Non sono più un tifoso perché non c’è nulla, nell’Udinese, che mi ricordi le mie, di Udinese: quella di Giacomini, di Ferrari, di Zaccheroni, di Spalletti e del Guido. Si è scelta la mediocrità plumbea di una giornata uggiosa anziché cercare il sole dove questo splende. Mi dicono, i savi di cui sopra, “tanto lo scudetto non te lo fanno vincere”. Quindi meglio neanche provarci?
Venti partecipano. Una vince. Non ho nulla contro chi non riesce a trionfare come la Juventus, cinque hurrà di fila: ho molto da dire invece su coloro i quali gestiscono le squadre come un tressette al meno, sperando in un settimo posto che possa far loro dire “ah, per poco…” ma in fondo meglio così. E no, non avrei mai chiesto a Giampaolo Pozzo di trasformarsi in Thohir, o Moratti, o Berlusconi.punto.zero: la politica intrapresa anni fa, ricercando Sànchez o Ramzi soffiandolo a grandi squadre, pur senza svenarsi di spese folli, sarebbe attualissimo. Poi leggo che Penaranda e Success se ne andranno a Londra, che a Udine arriverà l’ennesima infornata di Insua e Iturra, e mi chiedo perché due giorni prima di una disfatta come quella di sabato passato Pozzo, a Cormòns, abbia detto “sono stanco di pensare ai quaranta punti, è ora di puntare più in alto”.
Eppure i tifosi, che questa maglia amano al di là delle scarsissime doti dell’attuale rosa, se ne fregano e seguono la squadra tifandola anche quando questa è già andata nello spogliatoio. Ho sempre la speranza che qualcuno prenda ad esempio il comportamento dei supporter.

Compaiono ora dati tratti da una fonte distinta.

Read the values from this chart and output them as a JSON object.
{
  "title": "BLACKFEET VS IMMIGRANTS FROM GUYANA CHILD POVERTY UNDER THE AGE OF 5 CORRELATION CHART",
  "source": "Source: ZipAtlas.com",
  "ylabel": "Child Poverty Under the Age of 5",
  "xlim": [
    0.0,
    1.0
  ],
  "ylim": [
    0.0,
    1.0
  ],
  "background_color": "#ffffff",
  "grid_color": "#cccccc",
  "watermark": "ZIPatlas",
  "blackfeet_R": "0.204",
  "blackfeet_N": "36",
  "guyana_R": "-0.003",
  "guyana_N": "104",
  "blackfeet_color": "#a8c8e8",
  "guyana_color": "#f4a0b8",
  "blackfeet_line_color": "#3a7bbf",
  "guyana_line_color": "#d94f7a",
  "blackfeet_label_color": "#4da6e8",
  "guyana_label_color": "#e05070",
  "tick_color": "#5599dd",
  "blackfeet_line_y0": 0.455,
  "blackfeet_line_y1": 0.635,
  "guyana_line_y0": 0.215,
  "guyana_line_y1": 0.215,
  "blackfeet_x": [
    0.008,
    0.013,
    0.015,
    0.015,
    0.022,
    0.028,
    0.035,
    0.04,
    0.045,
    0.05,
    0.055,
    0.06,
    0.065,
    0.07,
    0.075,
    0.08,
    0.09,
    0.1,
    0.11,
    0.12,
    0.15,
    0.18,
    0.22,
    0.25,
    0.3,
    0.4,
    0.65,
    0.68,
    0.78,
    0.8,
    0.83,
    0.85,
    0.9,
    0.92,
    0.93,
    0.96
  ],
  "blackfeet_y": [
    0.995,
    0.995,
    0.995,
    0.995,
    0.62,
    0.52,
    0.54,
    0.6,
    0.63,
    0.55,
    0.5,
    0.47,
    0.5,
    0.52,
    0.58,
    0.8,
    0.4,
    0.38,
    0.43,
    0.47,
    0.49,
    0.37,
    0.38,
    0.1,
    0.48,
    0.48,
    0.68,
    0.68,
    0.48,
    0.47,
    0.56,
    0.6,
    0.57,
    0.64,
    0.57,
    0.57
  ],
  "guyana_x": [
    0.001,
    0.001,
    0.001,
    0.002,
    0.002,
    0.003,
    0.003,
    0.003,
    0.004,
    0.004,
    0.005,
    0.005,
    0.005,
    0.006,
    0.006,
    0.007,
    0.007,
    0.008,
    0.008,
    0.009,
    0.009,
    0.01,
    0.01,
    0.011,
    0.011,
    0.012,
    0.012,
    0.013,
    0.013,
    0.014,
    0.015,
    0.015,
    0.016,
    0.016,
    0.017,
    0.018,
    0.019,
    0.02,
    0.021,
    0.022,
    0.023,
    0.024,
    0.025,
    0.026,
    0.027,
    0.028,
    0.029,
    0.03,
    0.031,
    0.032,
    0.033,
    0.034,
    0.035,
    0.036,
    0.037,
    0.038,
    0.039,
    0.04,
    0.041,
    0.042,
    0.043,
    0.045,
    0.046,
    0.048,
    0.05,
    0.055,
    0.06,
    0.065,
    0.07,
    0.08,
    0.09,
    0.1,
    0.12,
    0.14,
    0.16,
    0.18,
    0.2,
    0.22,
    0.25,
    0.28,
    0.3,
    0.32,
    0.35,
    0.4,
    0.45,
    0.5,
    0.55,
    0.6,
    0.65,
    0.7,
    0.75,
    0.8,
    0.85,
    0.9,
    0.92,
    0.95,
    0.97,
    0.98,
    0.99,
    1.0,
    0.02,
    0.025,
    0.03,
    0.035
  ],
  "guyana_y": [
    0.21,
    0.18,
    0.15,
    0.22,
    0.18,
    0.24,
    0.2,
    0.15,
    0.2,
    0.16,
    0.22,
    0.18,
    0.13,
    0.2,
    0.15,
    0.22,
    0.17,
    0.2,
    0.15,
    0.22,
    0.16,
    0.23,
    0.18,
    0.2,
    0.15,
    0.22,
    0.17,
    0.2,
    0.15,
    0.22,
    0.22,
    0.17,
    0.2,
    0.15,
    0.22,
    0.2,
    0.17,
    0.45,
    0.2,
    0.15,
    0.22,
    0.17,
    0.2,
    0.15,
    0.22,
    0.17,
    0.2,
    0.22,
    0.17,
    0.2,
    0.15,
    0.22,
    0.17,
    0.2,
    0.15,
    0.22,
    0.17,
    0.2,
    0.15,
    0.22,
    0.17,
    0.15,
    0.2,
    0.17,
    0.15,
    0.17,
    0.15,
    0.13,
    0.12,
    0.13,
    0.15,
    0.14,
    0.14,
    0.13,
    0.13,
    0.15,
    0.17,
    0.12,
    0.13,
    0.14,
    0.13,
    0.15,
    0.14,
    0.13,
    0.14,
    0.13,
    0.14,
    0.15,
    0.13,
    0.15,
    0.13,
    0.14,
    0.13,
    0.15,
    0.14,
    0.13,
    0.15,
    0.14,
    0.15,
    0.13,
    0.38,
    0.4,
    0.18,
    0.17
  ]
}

Ed ascoltare il direttore generale, sapendo com’è andata con Antonio di Natale, affermare che “avremo modo di fargli la festa” dopo Carpi, per quanto la cosa abbia buone fondamenta mi lascia un bel po’ d’amaro: il patrimonio tecnico e morale della squadra va tutelato. Cacciare Pinzi e dargli la targhetta sei mesi dopo è ipocrita, e solo l’educazione e la statura morale di GPP66 gli ha permesso di non esclamare “grazie, ma forse non è il caso”.
Vincete a Bergamo. Ne avete la possibilità, il dovere. Perchè Questa. È. Udine. E chi non l’ha capito, sia giocatore, tecnico, dirigente o proprietario, si accomodi pure all’uscita anziché minacciarlo solamente.